Johnston shares that she and her husband had strong opinions about what the structure would be like—but were also on a budget. Originally, Johnston wanted a one-story, L-shaped house with a deck that connected everything. “That was one of the first things Rausch nixed because he said ‘you just doubled your cost for the roof and foundation for no reason,’” she says. This focus on energy efficiency guided the rest of the project.
The marker of an energy-efficient home is “how airtight [it is], how much air leaks out,” Johnston explains. Pozel performed a significant amount of energy modeling for different scenarios, ultimately determining that the best route would be to build with 2-by-6 wall framing, instead of 2-by-4, and use blow-in insulation, a method in which insulation is blown or sprayed into wall cavities, attics, and floors.
The most efficient thing, Rausch told them, was to build a box and then figure out the floorplan that would take shape in that box. He took the lead on the home’s exterior design, which was influenced by structures on surrounding farmland.
Rausch noticed traditional Indiana barns on his first drive to the site, and suggested they take cues from the region’s vernacular architecture.

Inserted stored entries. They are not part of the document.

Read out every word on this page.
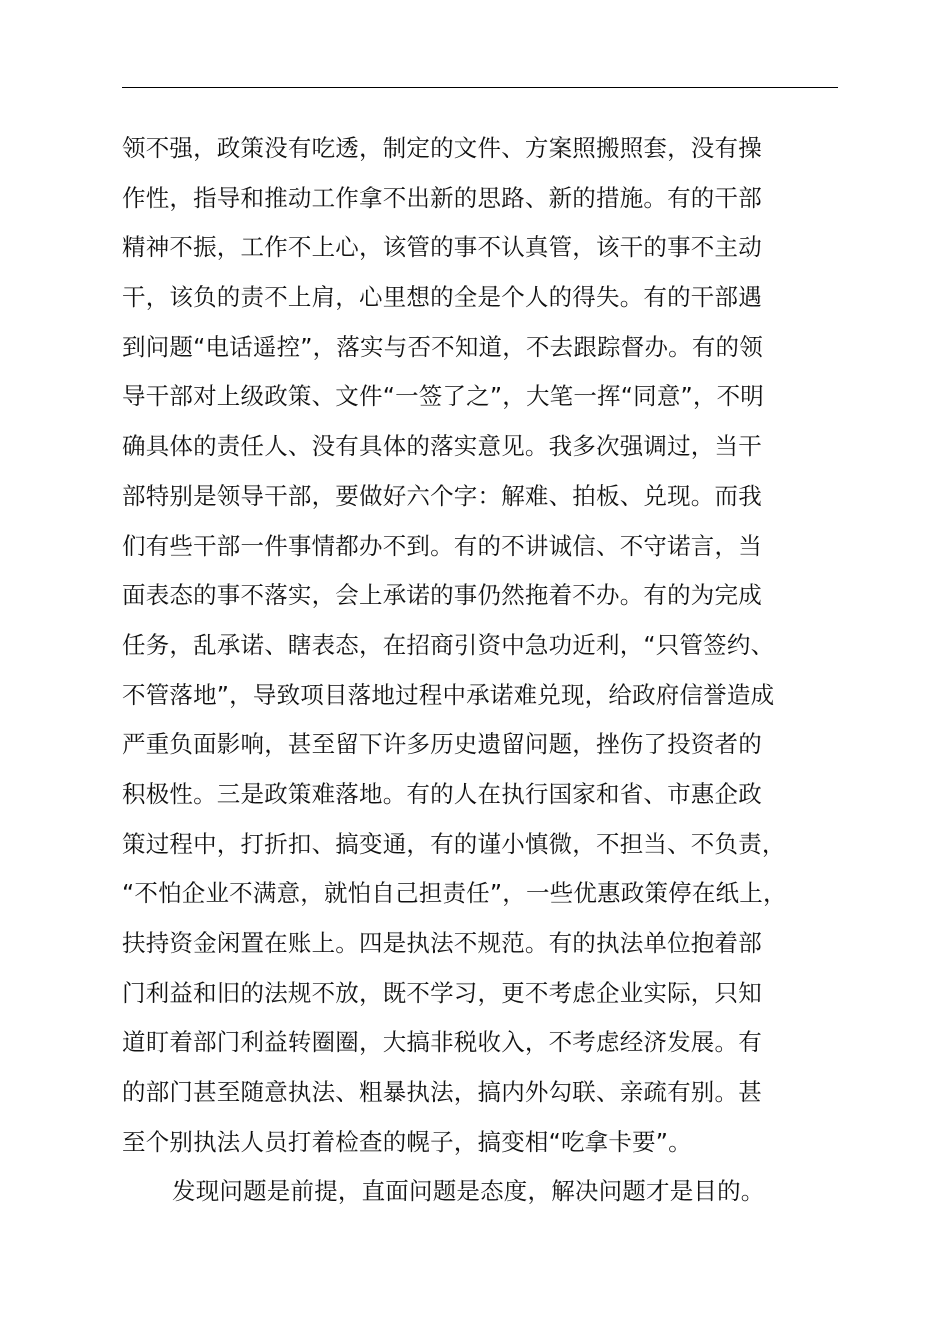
领不强，政策没有吃透，制定的文件、方案照搬照套，没有操
作性，指导和推动工作拿不出新的思路、新的措施。有的干部
精神不振，工作不上心，该管的事不认真管，该干的事不主动
干，该负的责不上肩，心里想的全是个人的得失。有的干部遇
到问题“电话遥控”，落实与否不知道，不去跟踪督办。有的领
导干部对上级政策、文件“一签了之”，大笔一挥“同意”，不明
确具体的责任人、没有具体的落实意见。我多次强调过，当干
部特别是领导干部，要做好六个字：解难、拍板、兑现。而我
们有些干部一件事情都办不到。有的不讲诚信、不守诺言，当
面表态的事不落实，会上承诺的事仍然拖着不办。有的为完成
任务，乱承诺、瞎表态，在招商引资中急功近利，“只管签约、
不管落地”，导致项目落地过程中承诺难兑现，给政府信誉造成
严重负面影响，甚至留下许多历史遗留问题，挫伤了投资者的
积极性。三是政策难落地。有的人在执行国家和省、市惠企政
策过程中，打折扣、搞变通，有的谨小慎微，不担当、不负责，
“不怕企业不满意，就怕自己担责任”，一些优惠政策停在纸上，
扶持资金闲置在账上。四是执法不规范。有的执法单位抱着部
门利益和旧的法规不放，既不学习，更不考虑企业实际，只知
道盯着部门利益转圈圈，大搞非税收入，不考虑经济发展。有
的部门甚至随意执法、粗暴执法，搞内外勾联、亲疏有别。甚
至个别执法人员打着检查的幌子，搞变相“吃拿卡要”。
发现问题是前提，直面问题是态度，解决问题才是目的。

This design direction inspired the monumental sliding window on the south side of the home. “That’s the optimal orientation to maximize our solar efficiency,” Johnston explains. “We [also] needed a way to, in July and August, close that slider [and cover the window], and it instantly cools the home.” The ipe-wood sunshade is one of Porzel’s favorite features of the home. He explains that it offers the ability to shade the large southern windows when closed, and allows the sun to pass by and reach deep into the dining room and kitchen when open. “It is a real testament to how energy-efficient design can be simple, [just by] really paying attention to how the sun’s heat can be harvested and controlled,” he says.
While, at the time, it wasn’t cost effective for them to build a certified fully passive house, the couple made decisions that would leave them with that option down the road, whether it was with wind, solar, or some other renewable energy source: They used aluminum-clad wood Pella windows, bought a ventless dryer, and went with an induction cooktop instead of installing gas in the home. “We could still compensate for every single energy source in the home,” Johnston says.

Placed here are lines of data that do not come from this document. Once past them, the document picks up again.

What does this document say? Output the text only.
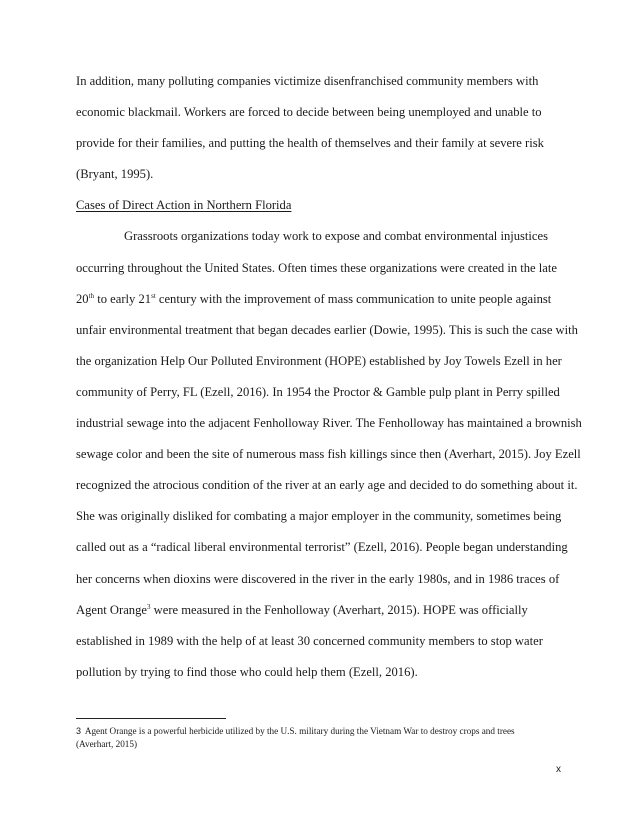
In addition, many polluting companies victimize disenfranchised community members with
economic blackmail. Workers are forced to decide between being unemployed and unable to
provide for their families, and putting the health of themselves and their family at severe risk
(Bryant, 1995).
Cases of Direct Action in Northern Florida
Grassroots organizations today work to expose and combat environmental injustices
occurring throughout the United States. Often times these organizations were created in the late
20th to early 21st century with the improvement of mass communication to unite people against
unfair environmental treatment that began decades earlier (Dowie, 1995). This is such the case with
the organization Help Our Polluted Environment (HOPE) established by Joy Towels Ezell in her
community of Perry, FL (Ezell, 2016). In 1954 the Proctor & Gamble pulp plant in Perry spilled
industrial sewage into the adjacent Fenholloway River. The Fenholloway has maintained a brownish
sewage color and been the site of numerous mass fish killings since then (Averhart, 2015). Joy Ezell
recognized the atrocious condition of the river at an early age and decided to do something about it.
She was originally disliked for combating a major employer in the community, sometimes being
called out as a “radical liberal environmental terrorist” (Ezell, 2016). People began understanding
her concerns when dioxins were discovered in the river in the early 1980s, and in 1986 traces of
Agent Orange$^3$ were measured in the Fenholloway (Averhart, 2015). HOPE was officially
established in 1989 with the help of at least 30 concerned community members to stop water
pollution by trying to find those who could help them (Ezell, 2016).
3 Agent Orange is a powerful herbicide utilized by the U.S. military during the Vietnam War to destroy crops and trees
(Averhart, 2015)
x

Their furnace runs on a heat pump that goes down to zero degrees Fahrenheit , which pumps cooler air through the home and is much more efficient than standard furnaces, which generally only reach freezing. She adds that they also have an energy recovery ventilation (ERB) system installed, which “takes fresh air from outside and pumps it in and takes stale air and pumps it back out. It is constantly circulating fresh air throughout the home.”
When it came to the interiors, Rausch helped the couple envision how the rest of the 1,800-square-foot home would accommodate their desired open layout. Beyond that, Johnston took things into her own hands, with a palette of white paint and light wood with accents of black in mind. The couple has slowly furnished the home since they moved in. “We slept on the floor for a good eight months before we even ordered a bed frame,” she says, laughing.
Not only are the sustainability features of the home imperative in the long run for both the couple and the environment, but Johnston also notes that it was important to her and Tyler to show that building an affordable, design-forward home from the ground up in a rural area of the Midwest is possible.
“So many people have a vision of what life in Indiana looks like,” she says. “It’s possible to create a home [here] that has a lot of those [designed] aspects. I wanted it to feel approachable for others, regardless of where they live.”